Bañado por la cruel indiferencia, camino por la sala y me sumerjo en mis hábitos. Los unos me los impusieron cuando entre en aquella secta que me atrapó durante decenas de vidas, que quisieron me duraran aquellos años; los otros son los que me fui imponiendo, unas veces, para vencer mis miedos, otras para adaptarme a la caída en la irrelevancia. Hubiera sido un dios y por ello estuve dispuesto a todo.
Proclamé cataclismo, anuncié falsos advenimientos, saludé a quien odiaba, sólo porque un día era oportuno y siempre un puñal que le podía clavar. Vomité odio seguro que no revertiría hacia mí. Señalé víctimas para que vivieran en aquella condición. Dinamité puentes y los escombros los espolvoreé para que a nadie le sirvieran de sustento.

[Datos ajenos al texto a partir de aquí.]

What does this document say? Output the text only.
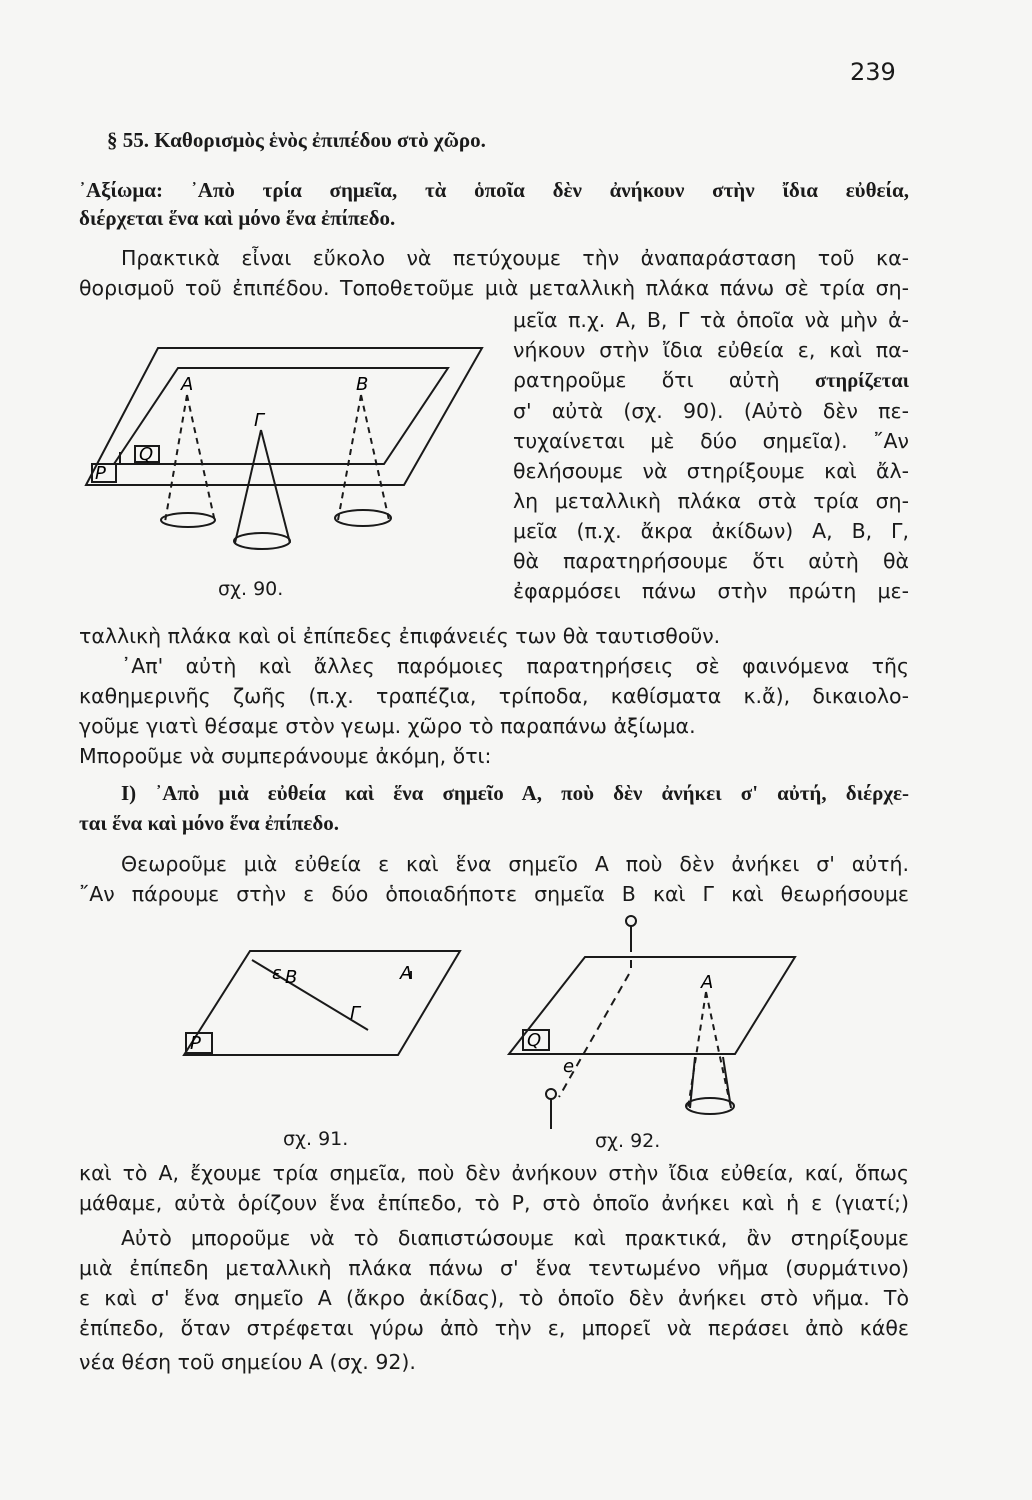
239
§ 55. Καθορισμὸς ἑνὸς ἐπιπέδου στὸ χῶρο.
᾿Αξίωμα: ᾿Απὸ τρία σημεῖα, τὰ ὁποῖα δὲν ἀνήκουν στὴν ἴδια εὐθεία,
διέρχεται ἕνα καὶ μόνο ἕνα ἐπίπεδο.
Πρακτικὰ εἶναι εὔκολο νὰ πετύχουμε τὴν ἀναπαράσταση τοῦ κα-
θορισμοῦ τοῦ ἐπιπέδου. Τοποθετοῦμε μιὰ μεταλλικὴ πλάκα πάνω σὲ τρία ση-
μεῖα π.χ. Α, Β, Γ τὰ ὁποῖα νὰ μὴν ἀ-
νήκουν στὴν ἴδια εὐθεία ε, καὶ πα-
ρατηροῦμε ὅτι αὐτὴ στηρίζεται
σ' αὐτὰ (σχ. 90). (Αὐτὸ δὲν πε-
τυχαίνεται μὲ δύο σημεῖα). ῎Αν
θελήσουμε νὰ στηρίξουμε καὶ ἄλ-
λη μεταλλικὴ πλάκα στὰ τρία ση-
μεῖα (π.χ. ἄκρα ἀκίδων) Α, Β, Γ,
θὰ παρατηρήσουμε ὅτι αὐτὴ θὰ
ἐφαρμόσει πάνω στὴν πρώτη με-
ταλλικὴ πλάκα καὶ οἱ ἐπίπεδες ἐπιφάνειές των θὰ ταυτισθοῦν.
A	B
Γ
P
Q
σχ. 90.
᾿Απ' αὐτὴ καὶ ἄλλες παρόμοιες παρατηρήσεις σὲ φαινόμενα τῆς
καθημερινῆς ζωῆς (π.χ. τραπέζια, τρίποδα, καθίσματα κ.ἄ), δικαιολο-
γοῦμε γιατὶ θέσαμε στὸν γεωμ. χῶρο τὸ παραπάνω ἀξίωμα.
Μποροῦμε νὰ συμπεράνουμε ἀκόμη, ὅτι:
I) ᾿Απὸ μιὰ εὐθεία καὶ ἕνα σημεῖο Α, ποὺ δὲν ἀνήκει σ' αὐτή, διέρχε-
ται ἕνα καὶ μόνο ἕνα ἐπίπεδο.
Θεωροῦμε μιὰ εὐθεία ε καὶ ἕνα σημεῖο Α ποὺ δὲν ἀνήκει σ' αὐτή.
῎Αν πάρουμε στὴν ε δύο ὁποιαδήποτε σημεῖα Β καὶ Γ καὶ θεωρήσουμε
ε B	A
Γ
P
σχ. 91.
A
e
Q
σχ. 92.
καὶ τὸ Α, ἔχουμε τρία σημεῖα, ποὺ δὲν ἀνήκουν στὴν ἴδια εὐθεία, καί, ὅπως
μάθαμε, αὐτὰ ὁρίζουν ἕνα ἐπίπεδο, τὸ Ρ, στὸ ὁποῖο ἀνήκει καὶ ἡ ε (γιατί;)
Αὐτὸ μποροῦμε νὰ τὸ διαπιστώσουμε καὶ πρακτικά, ἂν στηρίξουμε
μιὰ ἐπίπεδη μεταλλικὴ πλάκα πάνω σ' ἕνα τεντωμένο νῆμα (συρμάτινο)
ε καὶ σ' ἕνα σημεῖο Α (ἄκρο ἀκίδας), τὸ ὁποῖο δὲν ἀνήκει στὸ νῆμα. Τὸ
ἐπίπεδο, ὅταν στρέφεται γύρω ἀπὸ τὴν ε, μπορεῖ νὰ περάσει ἀπὸ κάθε
νέα θέση τοῦ σημείου Α (σχ. 92).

Fue tan grande mi ego, como el ahora no ser nada, ni un banal hilo de cariño se deshilacha sobre mí. A quien maltraté, me nombra como exorcismo hacia quienes habían sido los que me albergaban, para estos, una traición, es deshacerte como un azucarillo en el océano, que sólo, cuando en las aguas de la muerte me diluyan. Extraerán algún día los granos por si surge hacerme una polvorosa estatua en la que ya no soy nada y las tormentas del paso del tiempo, no me darán ni armazón sobre el que sustentarme.